Yet they all tell you that there’s nothing like a good sweat, right? Well-meaning friends and self-help articles say that feeling that burn will uplift your mood.

The truth is, however, that a heart-pumping workout can sometimes become the source of stress, and actually cause more harm than good when it comes to your health.

I know this all too well. In my early 20s, I had fun working in gyms, teaching classes filled with vibrance and positive energy with a side of sweat. But after a few years, I started getting sick over and over again. I lost the energy to get through my sessions and started to experience anxiety, low moods, and muscle soreness that rarely went away.

Having first joined a gym at 14 years old, I’d spent so much of my life turning to movement for an emotional boost. It used to make me feel good no matter what was going on, and helped me create the energy to keep up with life itself. But by my mid-twenties, I’d fatigued my system to the max, was overtraining and had pushed myself to burnout—emotionally, physically, mentally.

I realized I needed to overhaul my lifestyle. So I began to optimize my sleep, eat better, and take on less. And, crucially, I refined the balance of types of exercise I was doing.

You see, I wanted to continue to move. I could not do nothing. But I certainly needed to listen to what my body was telling me. To give my nervous system a chance at restoring,

I pulled back from what I thought of as traditional forms of gym sessions (cardio, strength work, core, weights, circuits, boxing) and instead embraced Pilates, yoga, stretching, and meditation.

Now, at 40, I know how to take a sustainable approach to working out. Instead of trying to keep up with my peers like I used to, I approach every week with a new level of self-honor. I check in with how much energy I have based on my time, my business, my boys, my capacity. And I respect it. I push where I can, but pull back as I need, and move with purpose, focus, and control at all times.

A typical week for me now involves (at most) five days of 30-minute sessions: two Pilates-based full-body strength routines using bodyweight and resistance bands, two low-impact cardio sessions including low-impact HIIT or a brisk walk outdoors, and one full-body weights session, plus a short, 15-minute yoga-based mindfulness/stretch session including meditation on most days.

Exercise is now a constantly evolving, yet enjoyable part of my life. Not a burden, not a stress, but always a positive uplift—even on a hard day. Because I’ve decided that, at 40, I do not have nor even want the capacity to struggle to push myself when it’s just not happening. “Getting exercise” is not worth my health or happiness.
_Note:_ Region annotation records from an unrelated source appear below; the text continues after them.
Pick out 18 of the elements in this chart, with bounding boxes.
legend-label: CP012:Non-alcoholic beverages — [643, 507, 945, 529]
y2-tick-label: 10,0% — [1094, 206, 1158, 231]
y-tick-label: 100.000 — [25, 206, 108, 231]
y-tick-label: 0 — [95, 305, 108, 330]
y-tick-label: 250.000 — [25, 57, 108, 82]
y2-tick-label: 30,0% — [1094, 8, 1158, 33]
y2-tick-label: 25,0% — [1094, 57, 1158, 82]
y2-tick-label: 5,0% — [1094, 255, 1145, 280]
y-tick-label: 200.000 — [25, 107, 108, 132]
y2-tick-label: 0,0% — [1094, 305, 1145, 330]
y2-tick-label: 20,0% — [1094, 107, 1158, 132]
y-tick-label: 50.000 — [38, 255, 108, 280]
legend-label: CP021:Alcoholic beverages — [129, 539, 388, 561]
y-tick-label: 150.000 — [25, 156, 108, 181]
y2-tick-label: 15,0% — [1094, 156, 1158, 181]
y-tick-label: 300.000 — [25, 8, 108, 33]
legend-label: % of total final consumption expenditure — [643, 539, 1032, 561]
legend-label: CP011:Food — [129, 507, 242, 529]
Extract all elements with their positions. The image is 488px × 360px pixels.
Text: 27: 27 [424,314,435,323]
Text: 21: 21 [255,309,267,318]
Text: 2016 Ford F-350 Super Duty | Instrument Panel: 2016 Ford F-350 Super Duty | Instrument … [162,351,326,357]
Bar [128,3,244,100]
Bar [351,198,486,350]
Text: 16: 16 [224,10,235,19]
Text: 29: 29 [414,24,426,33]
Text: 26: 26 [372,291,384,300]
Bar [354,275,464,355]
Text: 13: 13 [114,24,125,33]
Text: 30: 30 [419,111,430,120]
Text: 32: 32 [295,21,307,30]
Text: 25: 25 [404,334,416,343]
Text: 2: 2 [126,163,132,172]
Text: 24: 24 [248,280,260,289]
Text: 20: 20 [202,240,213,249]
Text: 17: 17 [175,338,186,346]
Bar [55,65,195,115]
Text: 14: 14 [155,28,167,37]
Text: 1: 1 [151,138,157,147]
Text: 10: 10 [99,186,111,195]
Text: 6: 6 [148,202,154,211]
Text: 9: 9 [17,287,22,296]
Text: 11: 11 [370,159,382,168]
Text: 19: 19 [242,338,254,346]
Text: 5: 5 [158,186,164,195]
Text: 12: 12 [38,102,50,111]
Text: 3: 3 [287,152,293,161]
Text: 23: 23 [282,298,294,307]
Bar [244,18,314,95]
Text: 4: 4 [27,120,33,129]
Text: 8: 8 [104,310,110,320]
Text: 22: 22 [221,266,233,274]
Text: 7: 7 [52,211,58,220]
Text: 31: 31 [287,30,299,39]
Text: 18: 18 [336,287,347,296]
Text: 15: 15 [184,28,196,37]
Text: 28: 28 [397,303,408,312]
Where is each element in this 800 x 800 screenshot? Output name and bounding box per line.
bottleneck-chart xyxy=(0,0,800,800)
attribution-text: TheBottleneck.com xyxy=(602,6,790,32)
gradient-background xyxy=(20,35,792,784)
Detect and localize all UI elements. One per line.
Interestingly, I’ve found that when you learn to balance more intense workouts with lighter, more controlled movement, you’re more likely to reach your fitness goals because you create space for your body to recover. And when you prioritize parts of your fitness that you may never have given a thought to before (like your nervous system, or the effects of hormonal changes), you start to see things from a fresh perspective.

My idea of exercise has evolved, and I now see fitness primarily as a way of connecting my body and mind. This approach has relaxed not only me, but also countless clients of mine to be able to exercise smarter, not harder. We work strong, but build an incredible foundation, honoring our health at every stage along the way.

The great thing is when you always question, “How will this activity make me feel?” and, “Will this truly help with my energy, body, and health?” you release a lot of anxiety around keeping up with what you think fitness should be.

It’s old-school thinking to believe you need to go hard or go home. Respecting that taking things a little lower impact due to changed pelvic floor, for instance, may be the way to go. Decreasing your workouts from 60 minutes to a balanced, effective 20- or 30-minute routine a few days a week may actually help you build more strength. (Science even backs this up.)

Consider how you feel after various forms of movement, and if the balance of your workouts is something you can enjoy for the next 10, 20, 30 years or more.